O GLOBO - 06/05
Segundo o senador Pedro Simon, “vivemos atualmente um regime anárquico em termos de produção legislativa”, numa referência a matérias aprovadas no Congresso, produto de maiorias eventuais que “votam o que bem entendem”. O senador propôs a retomada de um costume vigente no governo Itamar Franco, “em que se realizavam mensalmente reuniões das quais participavam representantes dos três Poderes”, o que prevenia o surgimento de crises entre essas instâncias.
Seria simpático, e certamente útil. Mas para que isso acontecesse seria preciso uma certa boa vontade básica que, neste momento, não está muito em evidência. Pelo contrário: o atrito entre poderes vem de um ambiente marcado pelo inconformismo dos que sentem na pele o julgamento do mensalão. É esse inconformismo que procura, agora, turvar o funcionamento das instituições. A já famosa PEC 33 propõe-se, por exemplo, a “resgatar o valor da soberania popular e a dignidade da lei aprovada pelos representantes legítimos do povo, ameaçadas pela postura ativista e usurpadora do Supremo Tribunal Federal”.
Tenta-se, assim, solapar a autoridade do STF sob o argumento de que ele estaria, em relação ao Congresso, mais longe da “soberania popular”, já que seus membros não surgem de eleições diretas.
É o sonho da “democracia direta”, de que participam países como a Venezuela e a Argentina.

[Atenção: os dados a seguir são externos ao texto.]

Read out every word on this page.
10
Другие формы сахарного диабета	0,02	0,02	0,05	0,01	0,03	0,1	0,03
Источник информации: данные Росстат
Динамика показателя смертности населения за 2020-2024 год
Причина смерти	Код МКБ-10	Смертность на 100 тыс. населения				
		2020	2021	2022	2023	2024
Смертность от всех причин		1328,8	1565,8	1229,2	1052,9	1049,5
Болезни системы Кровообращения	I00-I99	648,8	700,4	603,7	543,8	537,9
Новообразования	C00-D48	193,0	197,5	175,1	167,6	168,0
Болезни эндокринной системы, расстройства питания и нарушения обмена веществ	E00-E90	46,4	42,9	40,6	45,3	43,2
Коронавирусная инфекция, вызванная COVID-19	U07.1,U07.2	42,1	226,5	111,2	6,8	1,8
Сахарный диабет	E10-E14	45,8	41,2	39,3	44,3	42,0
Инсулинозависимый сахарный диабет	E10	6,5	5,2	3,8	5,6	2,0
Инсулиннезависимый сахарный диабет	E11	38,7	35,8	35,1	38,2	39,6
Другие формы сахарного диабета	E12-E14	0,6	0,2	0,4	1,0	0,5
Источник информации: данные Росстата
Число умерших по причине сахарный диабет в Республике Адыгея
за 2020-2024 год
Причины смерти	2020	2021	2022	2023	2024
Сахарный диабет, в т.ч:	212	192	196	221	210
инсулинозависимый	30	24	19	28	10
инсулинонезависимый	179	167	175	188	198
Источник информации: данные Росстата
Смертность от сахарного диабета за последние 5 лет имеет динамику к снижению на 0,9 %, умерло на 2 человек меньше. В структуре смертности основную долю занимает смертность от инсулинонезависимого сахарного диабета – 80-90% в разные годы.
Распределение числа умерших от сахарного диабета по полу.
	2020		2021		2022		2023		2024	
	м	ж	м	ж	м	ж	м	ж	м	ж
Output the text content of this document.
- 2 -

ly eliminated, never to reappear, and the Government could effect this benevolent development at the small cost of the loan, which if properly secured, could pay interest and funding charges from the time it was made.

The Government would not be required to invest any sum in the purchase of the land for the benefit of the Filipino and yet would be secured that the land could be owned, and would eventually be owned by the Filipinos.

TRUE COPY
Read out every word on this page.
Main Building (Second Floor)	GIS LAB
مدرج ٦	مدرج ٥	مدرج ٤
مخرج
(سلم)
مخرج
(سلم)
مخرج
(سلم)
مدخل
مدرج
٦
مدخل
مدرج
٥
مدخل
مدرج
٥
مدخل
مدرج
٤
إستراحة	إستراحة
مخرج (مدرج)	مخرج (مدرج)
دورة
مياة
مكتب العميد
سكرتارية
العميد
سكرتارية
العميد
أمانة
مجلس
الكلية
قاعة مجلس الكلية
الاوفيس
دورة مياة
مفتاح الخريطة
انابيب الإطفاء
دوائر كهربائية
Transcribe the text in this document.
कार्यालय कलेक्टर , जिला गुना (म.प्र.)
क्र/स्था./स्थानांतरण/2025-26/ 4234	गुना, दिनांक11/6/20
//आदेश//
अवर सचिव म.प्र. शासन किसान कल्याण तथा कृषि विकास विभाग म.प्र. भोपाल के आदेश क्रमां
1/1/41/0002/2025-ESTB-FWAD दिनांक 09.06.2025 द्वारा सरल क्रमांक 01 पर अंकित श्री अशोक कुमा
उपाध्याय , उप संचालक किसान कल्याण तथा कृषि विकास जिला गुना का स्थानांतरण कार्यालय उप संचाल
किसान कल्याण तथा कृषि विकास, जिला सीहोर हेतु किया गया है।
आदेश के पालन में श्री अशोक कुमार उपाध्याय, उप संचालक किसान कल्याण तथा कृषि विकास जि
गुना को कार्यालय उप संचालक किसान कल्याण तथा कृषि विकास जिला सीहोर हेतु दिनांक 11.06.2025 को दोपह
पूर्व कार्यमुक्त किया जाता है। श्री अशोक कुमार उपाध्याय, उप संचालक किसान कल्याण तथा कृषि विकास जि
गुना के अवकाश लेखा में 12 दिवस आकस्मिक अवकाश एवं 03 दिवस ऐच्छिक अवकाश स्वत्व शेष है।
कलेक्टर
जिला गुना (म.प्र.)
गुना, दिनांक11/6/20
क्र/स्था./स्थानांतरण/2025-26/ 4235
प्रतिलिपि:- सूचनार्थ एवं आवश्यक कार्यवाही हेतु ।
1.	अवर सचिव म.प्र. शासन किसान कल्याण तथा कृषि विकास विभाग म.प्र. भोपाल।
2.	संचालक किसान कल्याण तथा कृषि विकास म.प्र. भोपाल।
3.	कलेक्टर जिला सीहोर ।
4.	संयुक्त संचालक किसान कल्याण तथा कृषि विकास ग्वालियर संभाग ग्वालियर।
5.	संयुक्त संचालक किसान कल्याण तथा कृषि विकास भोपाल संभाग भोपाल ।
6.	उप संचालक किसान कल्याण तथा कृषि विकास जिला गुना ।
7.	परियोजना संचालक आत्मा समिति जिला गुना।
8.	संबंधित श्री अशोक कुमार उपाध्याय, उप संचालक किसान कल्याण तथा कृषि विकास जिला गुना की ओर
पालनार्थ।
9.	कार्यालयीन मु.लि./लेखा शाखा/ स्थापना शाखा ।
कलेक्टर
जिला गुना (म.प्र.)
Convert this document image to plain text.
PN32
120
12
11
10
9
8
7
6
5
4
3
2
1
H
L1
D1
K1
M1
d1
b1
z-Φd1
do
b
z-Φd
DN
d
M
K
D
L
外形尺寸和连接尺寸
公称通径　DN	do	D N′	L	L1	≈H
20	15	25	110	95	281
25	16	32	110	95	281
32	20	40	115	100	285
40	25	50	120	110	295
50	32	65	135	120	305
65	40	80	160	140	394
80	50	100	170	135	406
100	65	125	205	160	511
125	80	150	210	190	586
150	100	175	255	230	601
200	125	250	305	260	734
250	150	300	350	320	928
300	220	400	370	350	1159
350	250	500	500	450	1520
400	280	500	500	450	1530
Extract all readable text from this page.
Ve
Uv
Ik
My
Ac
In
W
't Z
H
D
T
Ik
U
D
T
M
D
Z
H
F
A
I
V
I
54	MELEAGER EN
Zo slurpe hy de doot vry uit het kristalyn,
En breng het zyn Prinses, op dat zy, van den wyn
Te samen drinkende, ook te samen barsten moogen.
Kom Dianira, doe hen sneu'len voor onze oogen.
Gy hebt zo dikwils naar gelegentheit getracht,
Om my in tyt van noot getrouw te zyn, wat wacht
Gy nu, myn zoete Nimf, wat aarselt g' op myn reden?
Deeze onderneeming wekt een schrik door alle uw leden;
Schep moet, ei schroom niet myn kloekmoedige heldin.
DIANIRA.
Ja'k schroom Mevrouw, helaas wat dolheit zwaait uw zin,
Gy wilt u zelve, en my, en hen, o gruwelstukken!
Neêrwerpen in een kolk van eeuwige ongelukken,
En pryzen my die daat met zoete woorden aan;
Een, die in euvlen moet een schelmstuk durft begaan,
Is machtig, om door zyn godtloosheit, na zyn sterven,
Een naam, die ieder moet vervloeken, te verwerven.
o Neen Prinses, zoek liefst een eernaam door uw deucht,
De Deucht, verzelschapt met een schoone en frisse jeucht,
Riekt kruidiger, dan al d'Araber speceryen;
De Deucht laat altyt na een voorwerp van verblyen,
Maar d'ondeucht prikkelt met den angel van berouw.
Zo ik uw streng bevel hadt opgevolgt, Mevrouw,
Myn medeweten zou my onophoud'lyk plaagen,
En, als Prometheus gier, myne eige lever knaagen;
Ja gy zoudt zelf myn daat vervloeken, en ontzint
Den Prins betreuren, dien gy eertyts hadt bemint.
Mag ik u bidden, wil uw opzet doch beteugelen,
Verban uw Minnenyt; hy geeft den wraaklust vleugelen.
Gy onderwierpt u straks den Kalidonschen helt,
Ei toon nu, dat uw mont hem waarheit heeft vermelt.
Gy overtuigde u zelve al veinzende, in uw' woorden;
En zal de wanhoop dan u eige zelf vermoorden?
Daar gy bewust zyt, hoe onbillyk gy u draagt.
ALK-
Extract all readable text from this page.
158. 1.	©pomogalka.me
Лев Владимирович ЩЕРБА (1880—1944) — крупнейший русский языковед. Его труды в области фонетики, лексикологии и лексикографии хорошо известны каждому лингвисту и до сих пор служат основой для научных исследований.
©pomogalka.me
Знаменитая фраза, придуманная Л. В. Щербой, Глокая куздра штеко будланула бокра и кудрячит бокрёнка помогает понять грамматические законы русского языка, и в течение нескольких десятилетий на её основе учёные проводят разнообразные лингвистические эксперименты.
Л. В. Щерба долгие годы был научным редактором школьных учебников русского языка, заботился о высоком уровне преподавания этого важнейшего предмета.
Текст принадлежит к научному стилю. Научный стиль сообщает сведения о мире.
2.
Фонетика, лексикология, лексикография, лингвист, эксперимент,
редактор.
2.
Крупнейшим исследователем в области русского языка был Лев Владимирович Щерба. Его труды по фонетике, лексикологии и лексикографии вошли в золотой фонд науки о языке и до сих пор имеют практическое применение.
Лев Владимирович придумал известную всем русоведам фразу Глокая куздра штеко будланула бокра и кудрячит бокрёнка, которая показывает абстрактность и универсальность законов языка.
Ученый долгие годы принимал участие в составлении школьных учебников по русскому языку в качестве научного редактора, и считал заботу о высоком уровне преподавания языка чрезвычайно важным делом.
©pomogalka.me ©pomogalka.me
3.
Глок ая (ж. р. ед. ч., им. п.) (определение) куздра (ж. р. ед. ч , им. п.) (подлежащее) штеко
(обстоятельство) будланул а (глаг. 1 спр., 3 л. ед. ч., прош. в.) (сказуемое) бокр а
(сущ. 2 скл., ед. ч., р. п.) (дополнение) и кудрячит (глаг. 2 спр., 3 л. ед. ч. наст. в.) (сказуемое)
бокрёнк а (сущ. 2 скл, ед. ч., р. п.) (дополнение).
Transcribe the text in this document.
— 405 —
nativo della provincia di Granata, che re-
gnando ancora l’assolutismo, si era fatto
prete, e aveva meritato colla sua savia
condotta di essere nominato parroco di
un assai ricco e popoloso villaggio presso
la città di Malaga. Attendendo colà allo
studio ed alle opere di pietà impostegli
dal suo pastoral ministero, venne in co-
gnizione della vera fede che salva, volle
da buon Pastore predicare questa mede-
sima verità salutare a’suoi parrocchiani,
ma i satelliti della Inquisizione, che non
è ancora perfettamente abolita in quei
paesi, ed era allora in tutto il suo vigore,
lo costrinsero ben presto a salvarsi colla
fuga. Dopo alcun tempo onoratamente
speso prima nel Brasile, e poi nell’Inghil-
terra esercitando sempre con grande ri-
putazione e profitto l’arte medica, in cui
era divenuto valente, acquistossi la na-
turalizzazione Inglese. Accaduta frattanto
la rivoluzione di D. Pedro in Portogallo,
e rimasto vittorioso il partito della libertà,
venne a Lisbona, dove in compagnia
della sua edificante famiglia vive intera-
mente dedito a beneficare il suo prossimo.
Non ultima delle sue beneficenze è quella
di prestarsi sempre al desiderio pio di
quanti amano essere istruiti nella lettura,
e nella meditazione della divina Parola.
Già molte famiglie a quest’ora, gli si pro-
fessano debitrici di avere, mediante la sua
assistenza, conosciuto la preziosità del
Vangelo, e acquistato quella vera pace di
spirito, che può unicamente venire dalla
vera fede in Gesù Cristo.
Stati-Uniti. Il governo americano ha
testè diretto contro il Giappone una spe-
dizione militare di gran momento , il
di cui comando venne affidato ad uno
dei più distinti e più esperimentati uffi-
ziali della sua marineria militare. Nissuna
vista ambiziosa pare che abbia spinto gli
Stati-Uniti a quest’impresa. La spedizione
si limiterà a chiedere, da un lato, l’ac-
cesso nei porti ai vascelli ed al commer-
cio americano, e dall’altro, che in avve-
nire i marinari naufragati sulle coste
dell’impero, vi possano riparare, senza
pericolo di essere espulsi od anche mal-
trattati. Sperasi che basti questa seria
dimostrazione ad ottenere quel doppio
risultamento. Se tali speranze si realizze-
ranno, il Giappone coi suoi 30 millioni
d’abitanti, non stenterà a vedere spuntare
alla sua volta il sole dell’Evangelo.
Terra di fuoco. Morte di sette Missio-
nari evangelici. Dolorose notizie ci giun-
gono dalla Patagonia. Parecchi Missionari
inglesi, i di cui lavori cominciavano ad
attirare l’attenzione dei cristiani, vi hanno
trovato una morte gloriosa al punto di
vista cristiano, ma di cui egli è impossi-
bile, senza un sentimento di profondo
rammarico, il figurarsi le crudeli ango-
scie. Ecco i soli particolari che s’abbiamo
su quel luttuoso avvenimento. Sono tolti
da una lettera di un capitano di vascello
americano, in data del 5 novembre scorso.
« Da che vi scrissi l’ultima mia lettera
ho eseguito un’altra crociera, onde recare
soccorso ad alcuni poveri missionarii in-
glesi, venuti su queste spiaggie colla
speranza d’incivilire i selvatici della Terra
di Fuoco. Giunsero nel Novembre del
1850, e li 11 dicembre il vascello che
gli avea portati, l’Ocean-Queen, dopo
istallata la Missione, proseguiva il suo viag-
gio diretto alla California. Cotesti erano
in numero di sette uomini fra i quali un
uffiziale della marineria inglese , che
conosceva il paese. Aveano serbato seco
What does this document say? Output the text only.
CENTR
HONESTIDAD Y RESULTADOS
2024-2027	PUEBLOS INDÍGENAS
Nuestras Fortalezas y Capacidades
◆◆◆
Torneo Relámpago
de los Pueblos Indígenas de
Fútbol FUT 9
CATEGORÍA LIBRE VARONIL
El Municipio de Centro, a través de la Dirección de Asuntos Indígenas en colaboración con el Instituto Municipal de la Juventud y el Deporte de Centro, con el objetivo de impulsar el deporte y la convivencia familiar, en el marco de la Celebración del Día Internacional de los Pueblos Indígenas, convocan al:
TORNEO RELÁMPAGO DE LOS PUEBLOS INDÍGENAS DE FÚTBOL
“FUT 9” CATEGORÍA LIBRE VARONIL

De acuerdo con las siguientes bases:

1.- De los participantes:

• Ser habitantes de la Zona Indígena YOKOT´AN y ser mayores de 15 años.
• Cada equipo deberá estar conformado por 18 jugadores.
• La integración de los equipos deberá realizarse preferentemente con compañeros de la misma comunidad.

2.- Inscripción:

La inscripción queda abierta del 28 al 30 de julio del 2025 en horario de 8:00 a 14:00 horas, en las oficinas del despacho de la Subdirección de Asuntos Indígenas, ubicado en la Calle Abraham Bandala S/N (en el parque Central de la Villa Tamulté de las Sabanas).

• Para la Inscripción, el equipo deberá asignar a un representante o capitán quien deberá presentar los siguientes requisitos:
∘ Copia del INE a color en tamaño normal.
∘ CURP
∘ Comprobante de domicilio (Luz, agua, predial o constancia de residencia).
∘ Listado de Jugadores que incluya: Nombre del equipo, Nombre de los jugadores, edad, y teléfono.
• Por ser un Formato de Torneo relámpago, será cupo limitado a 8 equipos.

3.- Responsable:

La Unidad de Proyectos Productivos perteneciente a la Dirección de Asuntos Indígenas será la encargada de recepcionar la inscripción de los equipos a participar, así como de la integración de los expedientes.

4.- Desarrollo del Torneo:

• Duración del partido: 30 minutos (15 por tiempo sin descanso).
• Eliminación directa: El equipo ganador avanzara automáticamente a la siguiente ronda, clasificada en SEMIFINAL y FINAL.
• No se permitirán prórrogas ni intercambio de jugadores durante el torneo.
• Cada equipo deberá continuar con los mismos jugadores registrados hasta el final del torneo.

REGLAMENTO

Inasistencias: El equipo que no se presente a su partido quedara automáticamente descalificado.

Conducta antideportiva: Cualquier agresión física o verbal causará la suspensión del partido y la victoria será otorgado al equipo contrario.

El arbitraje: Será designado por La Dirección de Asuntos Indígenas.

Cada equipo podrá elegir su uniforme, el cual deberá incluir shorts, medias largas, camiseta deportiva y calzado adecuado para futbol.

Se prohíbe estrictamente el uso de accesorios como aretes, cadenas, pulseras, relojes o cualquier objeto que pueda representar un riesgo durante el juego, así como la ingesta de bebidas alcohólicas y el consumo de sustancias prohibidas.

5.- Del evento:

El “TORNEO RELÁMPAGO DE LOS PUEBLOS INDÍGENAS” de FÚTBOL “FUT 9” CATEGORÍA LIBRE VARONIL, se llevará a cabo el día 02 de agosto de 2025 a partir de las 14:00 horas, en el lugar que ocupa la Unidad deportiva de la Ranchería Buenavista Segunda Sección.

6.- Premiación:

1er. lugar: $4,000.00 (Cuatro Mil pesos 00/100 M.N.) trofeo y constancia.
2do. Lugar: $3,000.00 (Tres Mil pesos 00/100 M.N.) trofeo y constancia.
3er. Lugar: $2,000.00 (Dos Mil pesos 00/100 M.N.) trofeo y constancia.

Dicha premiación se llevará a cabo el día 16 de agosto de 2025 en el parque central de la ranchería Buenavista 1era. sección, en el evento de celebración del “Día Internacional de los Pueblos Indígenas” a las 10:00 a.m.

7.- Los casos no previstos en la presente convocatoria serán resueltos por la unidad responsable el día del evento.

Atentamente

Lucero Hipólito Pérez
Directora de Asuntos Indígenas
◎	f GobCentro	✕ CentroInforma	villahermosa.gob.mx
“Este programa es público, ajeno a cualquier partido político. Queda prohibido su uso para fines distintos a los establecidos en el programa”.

Os membros do Supremo, entretanto, não são menos legítimos por não surgirem do voto direto: são escolhidos pelo presidente da República, que é fruto do voto popular, e referendados pelo Senado,que tem a mesma origem. São pessoas mais velhas, “de ilibada reputação e saber jurídico”, o que as torna mais aptas para a função que exercem: a de serem a cúpula do sistema judiciário.
O fato de não surgirem de votação direta significa uma liberdade maior em relação a correntes de opinião. Quando se tenta a democracia direta,tudo passa a depender da paixão política e da arregimentação partidária. Isso não combina com uma certa frieza de julgamento que é o que se espera da cúpula do Poder Judiciário.
Por serem pessoas ilustres, que já não precisam fazer propaganda de si mesmas, os membros do Supremo não se curvam facilmente a injunções e partidarismos. Assim se viu o julgamento do mensalão transcorrer a boa distância das filiações partidárias ou lealdades políticas, embora a vasta maioria de seus membros tenha chegado à função por indicação do ex-presidente Lula e da presidente Dilma Rousseff.
Um outro aspecto da “democracia direta” é que ela traduz um determinado momento da opinião pública. Mas é função do Supremo, justamente, defender o direito mesmo quando ele esteja no lado mais fraco da balança. Por isso ele não pode estar sujeito à “voz das multidões”.